Значения это уже никакого не имело, но надо бы все понимать до конца.
– А это уже отец… – кивнул согласно Упырь, – он ее в какой-то куче мусора на Вернисаже нашел. Иголка-то у нее новая, проб нет, камушков тоже, он и купил ее в куче хлама. Он же любил всякое старье, это у меня от него, собирать-то… А бабушка подтвердила, что это – та самая брошка… Так что я тебе малость соврал – два поколения она у нас только… Хотя и три тоже…
76
С дороги Слава позвонил Матвеичу:
– У тебя ювелир есть?
– Есть…
– Хороший?
– А что надо?
– Гут свой хочу использовать…
– Ну, привози… – вздохнул Матвеич.
Они ехали мимо Белорусского вокзала. Пробка стояла чудовищная, но огородами было бы еще дольше.

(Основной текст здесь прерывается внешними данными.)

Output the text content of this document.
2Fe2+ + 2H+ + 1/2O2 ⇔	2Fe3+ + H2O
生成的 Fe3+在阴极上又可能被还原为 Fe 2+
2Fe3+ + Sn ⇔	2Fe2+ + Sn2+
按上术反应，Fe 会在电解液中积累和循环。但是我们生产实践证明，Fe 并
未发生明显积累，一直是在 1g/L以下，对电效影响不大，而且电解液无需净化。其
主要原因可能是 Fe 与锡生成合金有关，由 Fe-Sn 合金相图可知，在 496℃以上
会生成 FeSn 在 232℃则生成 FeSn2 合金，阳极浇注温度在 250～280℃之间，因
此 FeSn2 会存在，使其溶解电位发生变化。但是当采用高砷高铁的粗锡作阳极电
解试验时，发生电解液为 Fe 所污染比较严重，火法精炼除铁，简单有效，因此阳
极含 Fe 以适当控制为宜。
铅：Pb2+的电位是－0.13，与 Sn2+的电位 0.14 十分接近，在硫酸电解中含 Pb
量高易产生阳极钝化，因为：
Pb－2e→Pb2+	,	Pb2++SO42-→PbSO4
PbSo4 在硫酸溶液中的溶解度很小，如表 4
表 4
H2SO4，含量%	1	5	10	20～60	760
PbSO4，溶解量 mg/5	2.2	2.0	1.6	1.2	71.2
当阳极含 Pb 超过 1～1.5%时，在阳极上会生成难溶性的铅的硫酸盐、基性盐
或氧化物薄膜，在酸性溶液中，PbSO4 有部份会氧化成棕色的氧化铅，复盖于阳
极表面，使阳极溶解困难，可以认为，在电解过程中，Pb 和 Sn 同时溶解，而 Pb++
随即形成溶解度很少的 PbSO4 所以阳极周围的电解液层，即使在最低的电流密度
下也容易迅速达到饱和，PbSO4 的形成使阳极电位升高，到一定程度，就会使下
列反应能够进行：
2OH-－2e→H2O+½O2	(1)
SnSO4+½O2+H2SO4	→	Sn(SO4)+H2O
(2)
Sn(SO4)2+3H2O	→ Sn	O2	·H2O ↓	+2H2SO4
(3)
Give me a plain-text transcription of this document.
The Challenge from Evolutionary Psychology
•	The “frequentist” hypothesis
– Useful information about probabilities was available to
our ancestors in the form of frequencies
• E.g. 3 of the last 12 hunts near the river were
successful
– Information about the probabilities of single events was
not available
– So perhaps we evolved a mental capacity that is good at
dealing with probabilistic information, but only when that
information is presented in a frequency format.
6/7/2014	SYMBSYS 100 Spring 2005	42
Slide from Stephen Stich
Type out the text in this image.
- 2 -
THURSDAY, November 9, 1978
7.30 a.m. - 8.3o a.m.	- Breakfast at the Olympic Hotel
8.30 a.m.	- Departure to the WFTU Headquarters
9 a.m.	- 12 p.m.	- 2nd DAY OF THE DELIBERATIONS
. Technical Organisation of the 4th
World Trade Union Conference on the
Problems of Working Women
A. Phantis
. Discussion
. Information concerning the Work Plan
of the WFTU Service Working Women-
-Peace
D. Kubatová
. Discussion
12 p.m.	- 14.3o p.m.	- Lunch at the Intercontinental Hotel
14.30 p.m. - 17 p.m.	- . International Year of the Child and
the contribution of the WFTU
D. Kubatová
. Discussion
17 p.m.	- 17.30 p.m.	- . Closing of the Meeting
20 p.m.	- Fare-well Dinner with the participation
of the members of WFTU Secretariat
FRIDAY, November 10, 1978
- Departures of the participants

Слава сидел, об обеде уже не думалось, перебирал в памяти только что состоявшийся разговор, отмечал, что нужно уточнить или переспросить.
У кого и в каких книгах поинтересоваться.
Как ни странно, узнав теперь, как жила и погибла Надежда, он немного успокоился…
Боль, конечно, была, но это стала другая боль…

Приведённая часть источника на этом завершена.